History’s grim lessons for InterPrac

ANALYSIS
The news that Sequoia Financial has been engaged in advanced discussions with a third party regarding a possible transaction involving its troubled advice licensee, InterPrac, has raised eyebrows because of recent history.
Those who witnessed the fall-out from the Royal Commission into Misconduct in the Banking, Superannuation and Financial Services industry will remember the scale of the indemnities provided by the major banks to the buyers of their financial advice assets.
For instance, in the case of the Commonwealth Bank’s sale of Count Financial (now Count Limited) to CountPlus, the bank provided an initial indemnity of $200 million in a transaction which valued the asset at just $2.5 million.

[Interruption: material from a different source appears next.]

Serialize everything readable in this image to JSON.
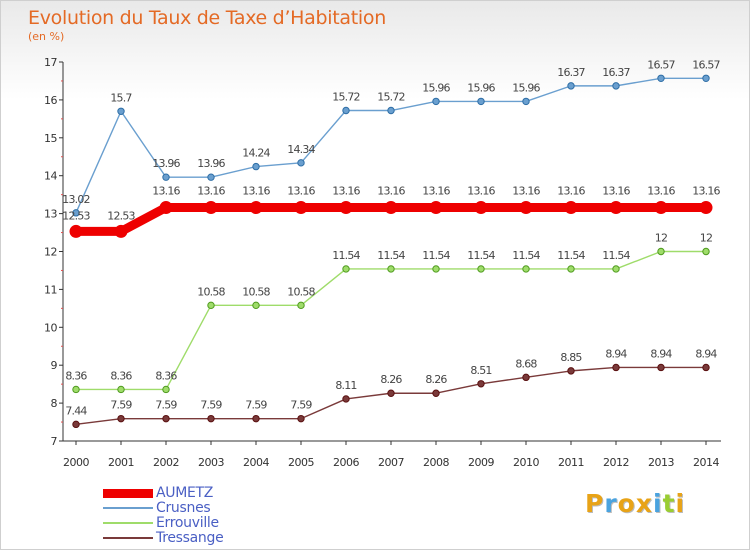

Given the regulatory focus currently directed towards InterPrac there has been no discussion of indemnities but there has been speculation around the transition of InterPrac financial advisers to another licensee.
Either way, whatever course is eventually followed by Sequoia with regard to InterPrac it will be the subject of close scrutiny by the Australian Securities and Investments Commission (ASIC) including the regulator directing attention towards licensees who move to re-home a significant number of InterPrac advisers.
There have been few instances of significant licensees peremptorily ceasing business, but in 2018 ASIC forced the closure of Dover Financial Advisers with its sole director, Terry McMaster accepting a court enforceable undertaking to effectively apply for the cancellation of its AFSL. The move left around 400 advisers without a home.
Licensees who rehomed the orphaned Dover advisers did so being aware of regulatory scrutiny.
Those who have been monitoring Sequoia’s handling of InterPrac’s troubles will have noted that the company’s announcement this week regarding its range of “strategic options” for the licensee follow on from its 2 March announcement to the Australian Securities Exchange (ASX) that it intended withdrawing a Revocation Deed entered into on 12 September, last year.
That revocation deed sought to release three of its subsidiaries from a deed of cross-guarantee – InterPrac, Sequoia Asset Management and Sequoia Wealth Management and ASIC moved to have Sequoia revoke that arrangement. The regulator clearly wanted key chess pieces left in place.
For now, attention will remain on the Sequoia board and chief executive, Garry Crole and whether InterPrac can be sold or, more likely, the company will support advisers to transition to another licensee.
Most observers are expecting the latter option.